BRASÍLIA, DF (FOLHAPRESS) - A campanha de Luiz Inácio Lula da Silva (PT) avalia propor um sistema de avaliação dos servidores públicos federais, ao alcance dos próprios cidadãos, como um dos pilares de sua reforma administrativa caso vença as eleições.
Outros pontos que norteiam a proposta são o aprofundamento da transição digital, a modernização do formato dos concursos públicos e o combate ao assédio moral e sexual na administração federal. Um programa de qualificação dos funcionários deve ser um dos temas tratados nas mesas de negociação com as categorias, que devem ser retomadas.
A alteração das estruturas de carreira também é defendida por integrantes da campanha. A ideia é aumentar o número de degraus entre o salário inicial e o do término das carreiras -hoje, alguns servidores levam poucos anos para atingir a remuneração máxima. Mexer na estabilidade dos servidores, porém, é algo descartado pela equipe de Lula.
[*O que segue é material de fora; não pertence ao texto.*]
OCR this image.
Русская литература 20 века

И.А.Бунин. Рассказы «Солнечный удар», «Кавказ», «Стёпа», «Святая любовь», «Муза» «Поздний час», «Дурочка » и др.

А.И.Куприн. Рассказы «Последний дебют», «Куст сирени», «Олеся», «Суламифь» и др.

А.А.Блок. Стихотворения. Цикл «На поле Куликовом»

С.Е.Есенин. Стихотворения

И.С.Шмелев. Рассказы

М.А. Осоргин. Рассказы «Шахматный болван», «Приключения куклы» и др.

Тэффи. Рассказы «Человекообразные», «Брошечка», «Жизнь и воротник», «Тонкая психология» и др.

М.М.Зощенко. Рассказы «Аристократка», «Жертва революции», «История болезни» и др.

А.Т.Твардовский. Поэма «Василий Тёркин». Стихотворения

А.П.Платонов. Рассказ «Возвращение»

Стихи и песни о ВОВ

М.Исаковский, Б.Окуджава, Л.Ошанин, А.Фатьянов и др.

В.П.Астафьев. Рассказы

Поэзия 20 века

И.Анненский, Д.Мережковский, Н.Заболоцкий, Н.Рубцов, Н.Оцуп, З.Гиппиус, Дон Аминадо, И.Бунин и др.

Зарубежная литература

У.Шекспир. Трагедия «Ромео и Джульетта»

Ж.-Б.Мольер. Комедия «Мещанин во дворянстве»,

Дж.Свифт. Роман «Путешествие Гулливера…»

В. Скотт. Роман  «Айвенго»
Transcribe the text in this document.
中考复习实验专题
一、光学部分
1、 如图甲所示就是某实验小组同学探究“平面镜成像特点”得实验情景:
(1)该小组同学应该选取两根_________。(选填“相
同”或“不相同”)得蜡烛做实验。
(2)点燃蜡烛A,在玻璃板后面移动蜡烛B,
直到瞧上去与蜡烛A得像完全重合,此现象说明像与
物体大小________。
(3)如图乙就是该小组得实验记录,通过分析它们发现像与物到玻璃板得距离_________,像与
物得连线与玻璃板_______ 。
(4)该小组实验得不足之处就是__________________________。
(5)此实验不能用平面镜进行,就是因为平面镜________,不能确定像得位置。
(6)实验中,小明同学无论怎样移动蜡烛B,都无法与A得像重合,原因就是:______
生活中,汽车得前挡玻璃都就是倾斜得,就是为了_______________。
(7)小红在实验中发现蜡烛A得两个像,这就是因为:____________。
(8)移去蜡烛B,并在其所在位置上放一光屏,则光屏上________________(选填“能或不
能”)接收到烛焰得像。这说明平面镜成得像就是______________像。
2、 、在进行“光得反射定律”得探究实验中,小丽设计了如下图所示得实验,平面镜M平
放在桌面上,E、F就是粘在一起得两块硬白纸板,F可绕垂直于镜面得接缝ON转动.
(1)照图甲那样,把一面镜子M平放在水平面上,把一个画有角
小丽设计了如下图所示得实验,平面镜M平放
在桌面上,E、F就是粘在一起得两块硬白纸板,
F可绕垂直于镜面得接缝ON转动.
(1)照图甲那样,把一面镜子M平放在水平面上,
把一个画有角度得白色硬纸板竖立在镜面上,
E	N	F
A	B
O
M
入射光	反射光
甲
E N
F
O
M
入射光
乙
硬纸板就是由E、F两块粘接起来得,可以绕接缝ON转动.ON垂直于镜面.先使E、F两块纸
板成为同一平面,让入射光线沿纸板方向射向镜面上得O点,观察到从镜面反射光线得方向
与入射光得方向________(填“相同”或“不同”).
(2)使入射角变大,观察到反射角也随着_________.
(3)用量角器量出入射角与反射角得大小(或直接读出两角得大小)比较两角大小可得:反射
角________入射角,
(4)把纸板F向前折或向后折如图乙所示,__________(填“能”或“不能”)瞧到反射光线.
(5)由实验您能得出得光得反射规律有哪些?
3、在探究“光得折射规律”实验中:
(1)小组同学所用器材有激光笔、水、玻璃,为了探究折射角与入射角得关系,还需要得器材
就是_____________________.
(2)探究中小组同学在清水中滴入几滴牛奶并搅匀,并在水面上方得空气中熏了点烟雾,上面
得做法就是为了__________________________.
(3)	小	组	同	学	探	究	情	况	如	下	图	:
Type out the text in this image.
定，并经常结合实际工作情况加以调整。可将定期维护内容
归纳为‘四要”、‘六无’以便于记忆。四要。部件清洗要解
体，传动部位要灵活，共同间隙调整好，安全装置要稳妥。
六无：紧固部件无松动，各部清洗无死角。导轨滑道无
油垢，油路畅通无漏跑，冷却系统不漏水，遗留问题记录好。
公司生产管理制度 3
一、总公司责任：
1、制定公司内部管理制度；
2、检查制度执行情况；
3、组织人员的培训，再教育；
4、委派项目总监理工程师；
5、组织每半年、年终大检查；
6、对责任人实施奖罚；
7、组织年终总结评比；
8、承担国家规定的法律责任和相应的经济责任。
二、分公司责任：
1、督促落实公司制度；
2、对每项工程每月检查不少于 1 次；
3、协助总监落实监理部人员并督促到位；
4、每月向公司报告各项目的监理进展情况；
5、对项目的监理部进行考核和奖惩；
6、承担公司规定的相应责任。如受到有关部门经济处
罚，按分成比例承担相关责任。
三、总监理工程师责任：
Em conversas com interlocutores, aliados do petista sinalizaram que a mudança nas carreiras deve valer apenas para novos servidores, ou seja, aqueles que ingressarem na carreira após sua aprovação. Dessa forma, os atuais funcionários não seriam atingidos por essa alteração.
Para implementar essas propostas, a campanha trabalha com um cenário de recriação do Ministério do Planejamento, extinto no governo Jair Bolsonaro (PL) e cujas funções foram integradas ao atual Ministério da Economia.
A reforma administrativa foi defendida por Lula em evento com empresários promovido pela Fiesp (Federação das Indústrias do Estado de São Paulo) no início de agosto. Os detalhes, porém, não foram divulgados oficialmente pela campanha.
"Vamos ter que fazer uma reforma administrativa, sim. Tem pouca gente ganhando muito e muita gente ganhando pouco. É preciso moldar a burocracia a uma nova cultura", disse o petista na ocasião.
A revisão das regras do serviço público é considerada, fora do governo, uma medida essencial para torná-lo mais eficiente e ao mesmo tempo gerar economia de recursos no futuro.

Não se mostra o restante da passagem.